Publié le par Carole Desgoutes Wojtkowiak

Parler de politique et de l’actualité avec la famille est parfois compliqué lorsque nous ne partons pas avec les mêmes éléments. Il m’est parfois demandé de vulgariser mes connaissances. L’idée de cet article provient de mes récents échanges avec ma mère, avec qui nous essayions de commenter les élections américaines. De sa propre confession, ma mère n’y comprend en fait rien aux différentes formes d’Etat, et de ce qui différencie les Etats Unis d’Amérique de nous, la République Française. Ca tombe bien, j’adore le droit constitutionnel comparé.

Le but sera ici de comprendre dans les grandes lignes le fédéralisme américain, le fonctionnement politique aux Etats Unis, les équivalences éventuelles en politique française de leurs deux principaux partis politiques.

Chapitre 1 : débutons donc par la théorie générale de l’Etat et des exemples de formes étatiques qui s’opposent.

 

Le fédéralisme américain vs l’unitarisme français

 

Une des notions essentielles permettant de comprendre le fonctionnement des Etats Unis, est déjà son organisation étatique, qui est dite « fédérale ». Pour comprendre cette organisation, il convient de la mettre en exergue avec les autres types d’organisation et administrations d’Etats existants.

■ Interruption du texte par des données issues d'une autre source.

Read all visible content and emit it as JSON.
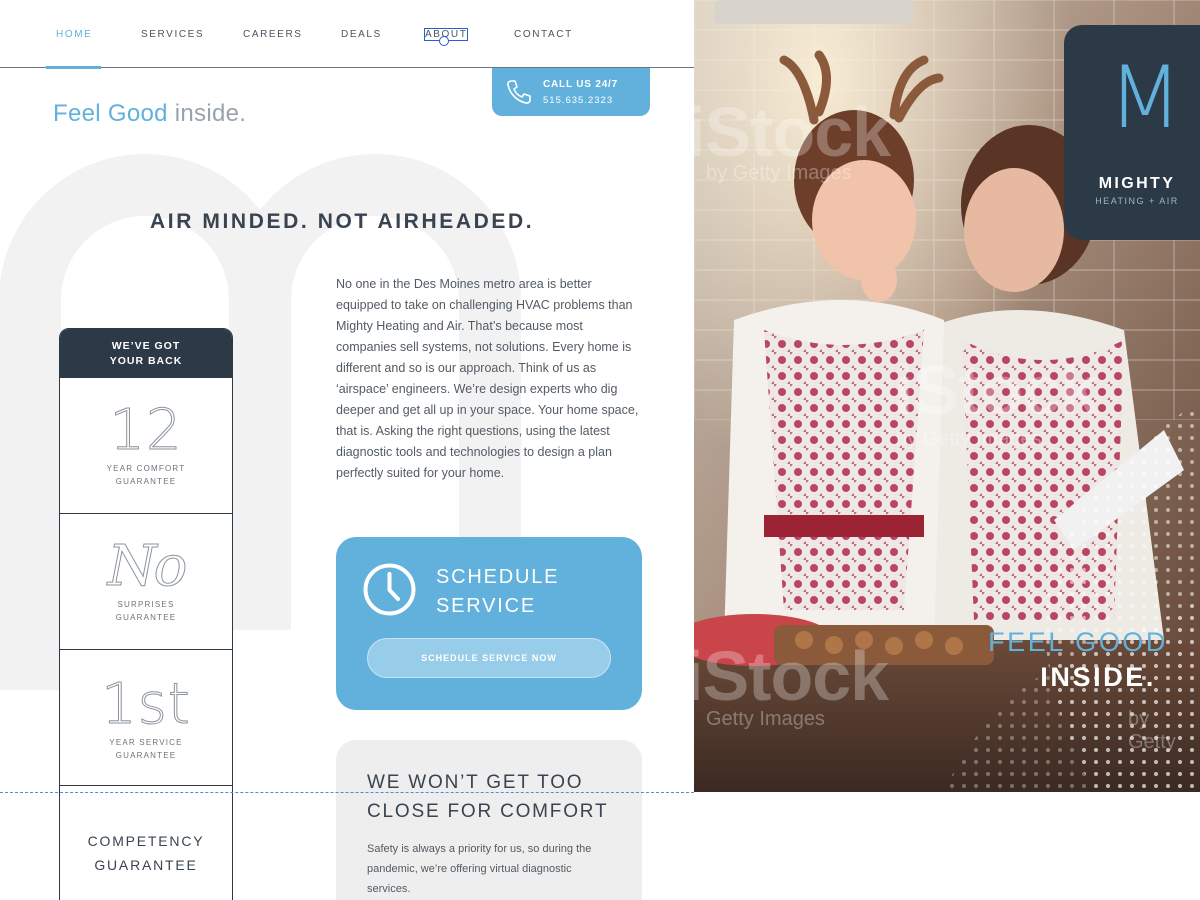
{
  "nav": {
    "items": [
      {
        "label": "HOME",
        "state": "active"
      },
      {
        "label": "SERVICES",
        "state": "default"
      },
      {
        "label": "CAREERS",
        "state": "default"
      },
      {
        "label": "DEALS",
        "state": "default"
      },
      {
        "label": "ABOUT",
        "state": "selected"
      },
      {
        "label": "CONTACT",
        "state": "default"
      }
    ]
  },
  "call": {
    "line1": "CALL US 24/7",
    "line2": "515.635.2323"
  },
  "tagline": {
    "highlight": "Feel Good",
    "rest": " inside."
  },
  "headline": "AIR MINDED. NOT AIRHEADED.",
  "body_text": "No one in the Des Moines metro area is better equipped to take on challenging HVAC problems than Mighty Heating and Air. That’s because most companies sell systems, not solutions. Every home is different and so is our approach. Think of us as ‘airspace’ engineers. We’re design experts who dig deeper and get all up in your space. Your home space, that is. Asking the right questions, using the latest diagnostic tools and technologies to design a plan perfectly suited for your home.",
  "guarantees": {
    "header_line1": "WE’VE GOT",
    "header_line2": "YOUR BACK",
    "items": [
      {
        "big": "12",
        "line1": "YEAR COMFORT",
        "line2": "GUARANTEE"
      },
      {
        "big": "No",
        "line1": "SURPRISES",
        "line2": "GUARANTEE"
      },
      {
        "big": "1st",
        "line1": "YEAR SERVICE",
        "line2": "GUARANTEE"
      },
      {
        "big": "",
        "line1": "COMPETENCY",
        "line2": "GUARANTEE"
      }
    ]
  },
  "schedule": {
    "title_line1": "SCHEDULE",
    "title_line2": "SERVICE",
    "button": "SCHEDULE SERVICE NOW"
  },
  "comfort": {
    "title_line1": "WE WON’T GET TOO",
    "title_line2": "CLOSE FOR COMFORT",
    "text": "Safety is always a priority for us, so during the pandemic, we’re offering virtual diagnostic services."
  },
  "hero": {
    "watermarks": [
      "iStock",
      "by Getty Images",
      "iStock",
      "by Getty Images",
      "iStock",
      "Getty Images",
      "by Getty"
    ],
    "logo_letter": "M",
    "logo_name": "MIGHTY",
    "logo_sub": "HEATING + AIR",
    "tagline_line1": "FEEL GOOD",
    "tagline_line2": "INSIDE."
  },
  "colors": {
    "accent": "#62b1dc",
    "navy": "#2c3a48",
    "card_gray": "#eeeeee"
  },
  "icons": [
    "phone-icon",
    "clock-icon"
  ]
}
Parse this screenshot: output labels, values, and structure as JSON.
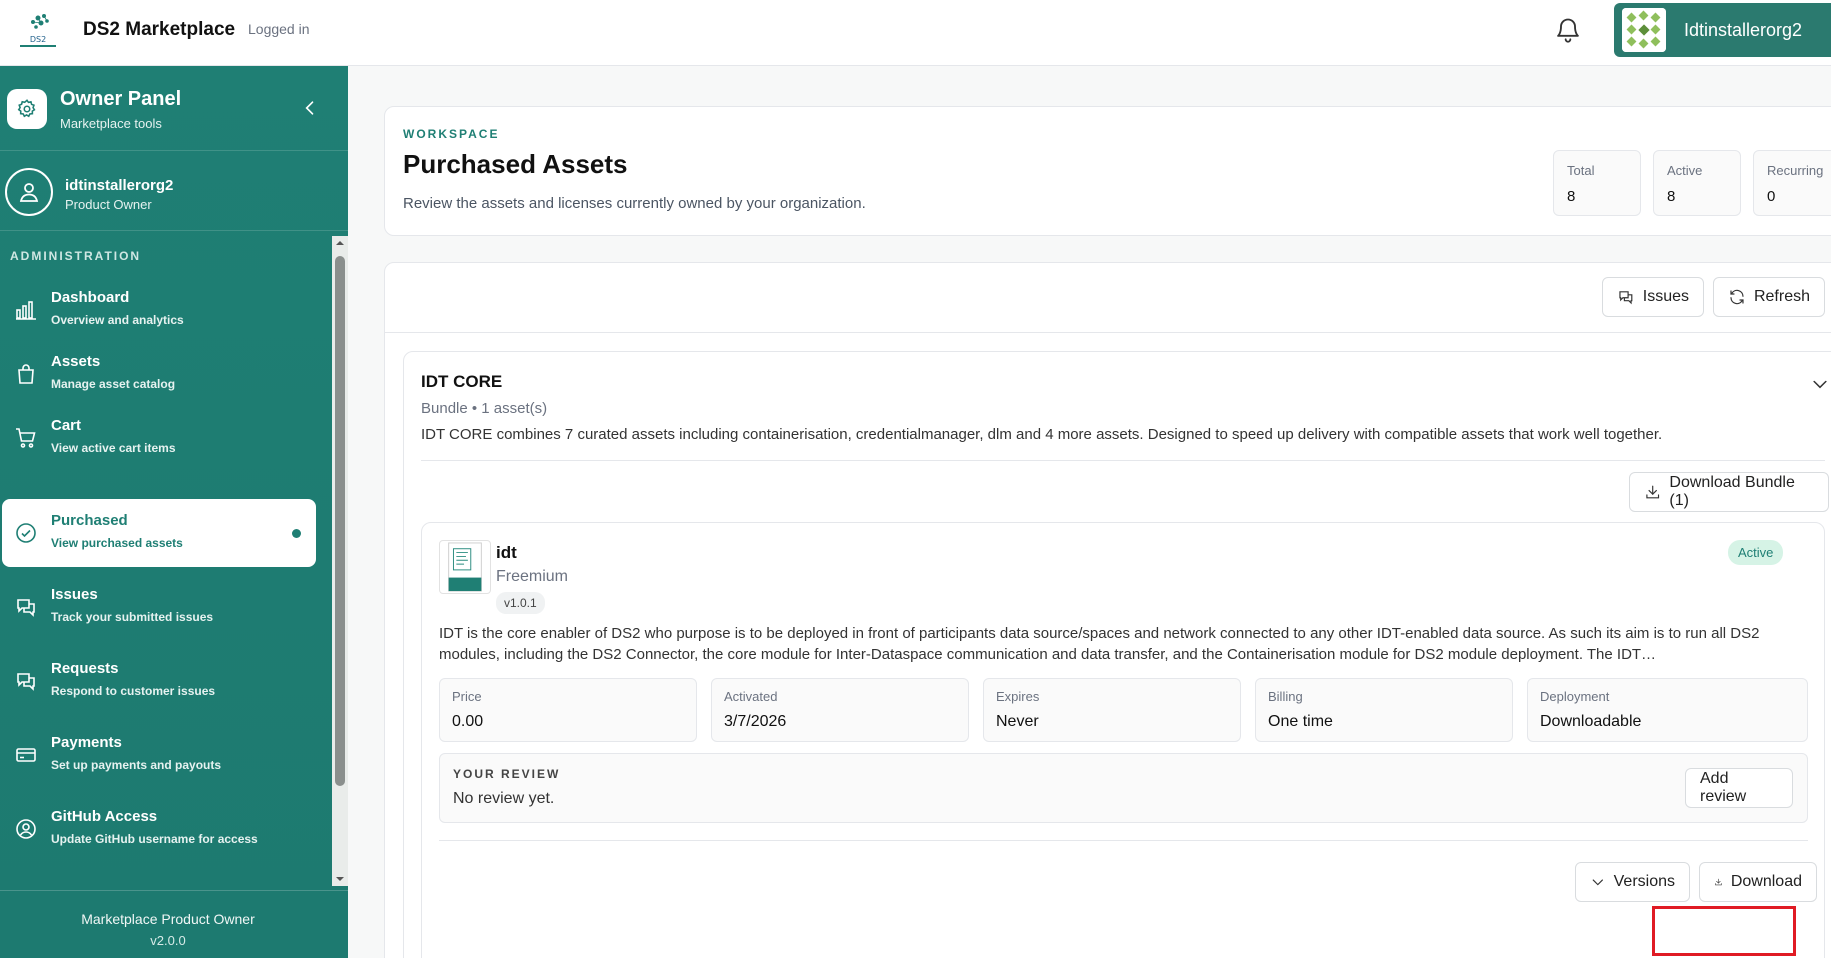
{
  "app": {
    "brand": "DS2 Marketplace",
    "status": "Logged in",
    "logo_text": "DS2"
  },
  "header": {
    "user": "Idtinstallerorg2"
  },
  "sidebar": {
    "panel_title": "Owner Panel",
    "panel_subtitle": "Marketplace tools",
    "profile_name": "idtinstallerorg2",
    "profile_role": "Product Owner",
    "section_label": "ADMINISTRATION",
    "items": [
      {
        "title": "Dashboard",
        "subtitle": "Overview and analytics",
        "icon": "bar-chart-icon"
      },
      {
        "title": "Assets",
        "subtitle": "Manage asset catalog",
        "icon": "shopping-bag-icon"
      },
      {
        "title": "Cart",
        "subtitle": "View active cart items",
        "icon": "cart-icon"
      },
      {
        "title": "Purchased",
        "subtitle": "View purchased assets",
        "icon": "check-circle-icon",
        "active": true
      },
      {
        "title": "Issues",
        "subtitle": "Track your submitted issues",
        "icon": "chat-icon"
      },
      {
        "title": "Requests",
        "subtitle": "Respond to customer issues",
        "icon": "chat-icon"
      },
      {
        "title": "Payments",
        "subtitle": "Set up payments and payouts",
        "icon": "credit-card-icon"
      },
      {
        "title": "GitHub Access",
        "subtitle": "Update GitHub username for access",
        "icon": "user-circle-icon"
      }
    ],
    "footer_role": "Marketplace Product Owner",
    "footer_version": "v2.0.0"
  },
  "workspace": {
    "kicker": "WORKSPACE",
    "title": "Purchased Assets",
    "description": "Review the assets and licenses currently owned by your organization.",
    "stats": [
      {
        "label": "Total",
        "value": "8"
      },
      {
        "label": "Active",
        "value": "8"
      },
      {
        "label": "Recurring",
        "value": "0"
      }
    ]
  },
  "toolbar": {
    "issues_label": "Issues",
    "refresh_label": "Refresh"
  },
  "bundle": {
    "title": "IDT CORE",
    "meta": "Bundle • 1 asset(s)",
    "description": "IDT CORE combines 7 curated assets including containerisation, credentialmanager, dlm and 4 more assets. Designed to speed up delivery with compatible assets that work well together.",
    "download_label": "Download Bundle (1)"
  },
  "asset": {
    "name": "idt",
    "tier": "Freemium",
    "version": "v1.0.1",
    "status": "Active",
    "description": "IDT is the core enabler of DS2 who purpose is to be deployed in front of participants data source/spaces and network connected to any other IDT-enabled data source. As such its aim is to run all DS2 modules, including the DS2 Connector, the core module for Inter-Dataspace communication and data transfer, and the Containerisation module for DS2 module deployment. The IDT…",
    "info": [
      {
        "label": "Price",
        "value": "0.00"
      },
      {
        "label": "Activated",
        "value": "3/7/2026"
      },
      {
        "label": "Expires",
        "value": "Never"
      },
      {
        "label": "Billing",
        "value": "One time"
      },
      {
        "label": "Deployment",
        "value": "Downloadable"
      }
    ],
    "review_label": "YOUR REVIEW",
    "review_value": "No review yet.",
    "add_review_label": "Add review",
    "versions_label": "Versions",
    "download_label": "Download"
  }
}
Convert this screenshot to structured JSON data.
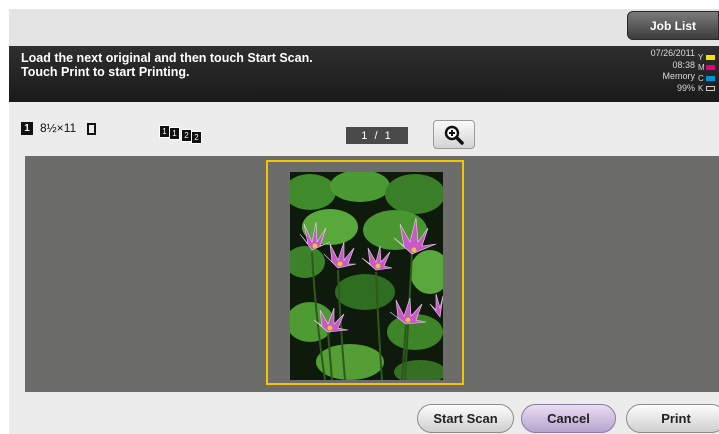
{
  "header": {
    "job_list_label": "Job List",
    "message_line1": "Load the next original and then touch Start Scan.",
    "message_line2": "Touch Print to start Printing."
  },
  "status": {
    "date": "07/26/2011",
    "time": "08:38",
    "memory_label": "Memory",
    "memory_value": "99%",
    "toner": [
      {
        "letter": "Y",
        "color": "#f5e400"
      },
      {
        "letter": "M",
        "color": "#e0007a"
      },
      {
        "letter": "C",
        "color": "#0093d6"
      },
      {
        "letter": "K",
        "color": "#222222"
      }
    ]
  },
  "info": {
    "copy_count": "1",
    "paper_size": "8½×11",
    "collate_pages": [
      "1",
      "1",
      "2",
      "2"
    ],
    "page_counter": "1 / 1"
  },
  "buttons": {
    "start_scan": "Start Scan",
    "cancel": "Cancel",
    "print": "Print"
  },
  "colors": {
    "preview_highlight": "#f4c400",
    "cancel_button": "#b7a3cf"
  }
}
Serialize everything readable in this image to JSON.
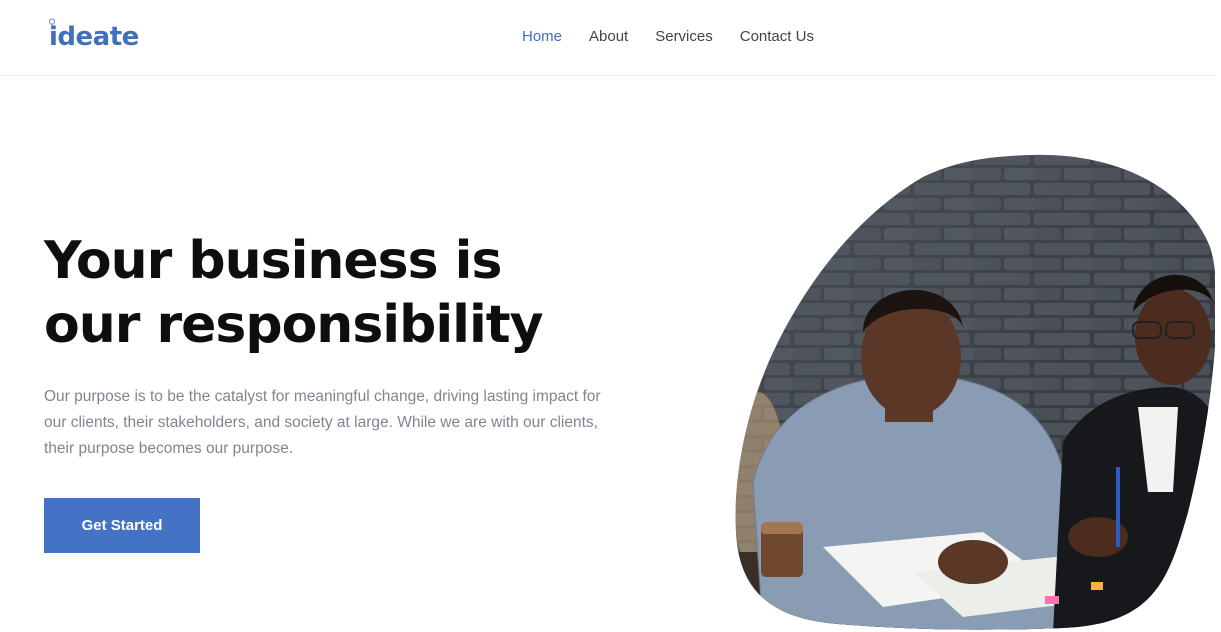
{
  "brand": {
    "name": "ideate",
    "color": "#3f6fbd"
  },
  "nav": {
    "items": [
      {
        "label": "Home",
        "active": true
      },
      {
        "label": "About",
        "active": false
      },
      {
        "label": "Services",
        "active": false
      },
      {
        "label": "Contact Us",
        "active": false
      }
    ]
  },
  "hero": {
    "title_line1": "Your business is",
    "title_line2": "our responsibility",
    "description": "Our purpose is to be the catalyst for meaningful change, driving lasting impact for our clients, their stakeholders, and society at large. While we are with our clients, their purpose becomes our purpose.",
    "cta_label": "Get Started",
    "cta_color": "#4473c5",
    "image_alt": "Two businessmen reviewing documents at a table",
    "image_icon": "photo-people-meeting"
  }
}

Partons de la France, qui sera notre principal élément de comparaison, et donc clé de compréhension.

 

Disclaimer ! Aux éventuels lecteurs juristes : ne vous offusquez pas de l’extrême résumé que je m’apprête à faire, et des orientations que je vais prendre. Je m’adresse à un public qui n’a pas fait de droit. Je suis toutefois ouverte à vos commentaires si je commettais une erreur vous paraissant odieuse, ou bien si vous aviez des idées de meilleure vulgarisation.

 

A/ Organisation étatique de la France

La France a une organisation étatique dite « unitaire ». Qu’est-ce que cela veut dire ? Tout part du pouvoir central, et tout revient vers ce même pouvoir central. Je m’explique : prenons l’administration des impôts par exemple.

Le pouvoir exécutif (Président, Premier Ministre et gouvernement) définit les grandes orientations qu’il entend mettre en place ou modifier pour une nouvelle année fiscale, et il va utiliser son bras armé qu’est l’administration, afin de mener à bien ses politiques publiques. Les lois de finances institutionnalisant les politiques publiques sont bien évidemment prises et votées par le Parlement, soit le pouvoir Législatif. Si les administrés (sujets de l’administration, que tout citoyen français est) ne se conforment pas aux exigences légales et aux exigences règlementaires (ou de manière plus imagée : règlementaires = administratives), ils peuvent donc faire l’objet de poursuites judiciaires.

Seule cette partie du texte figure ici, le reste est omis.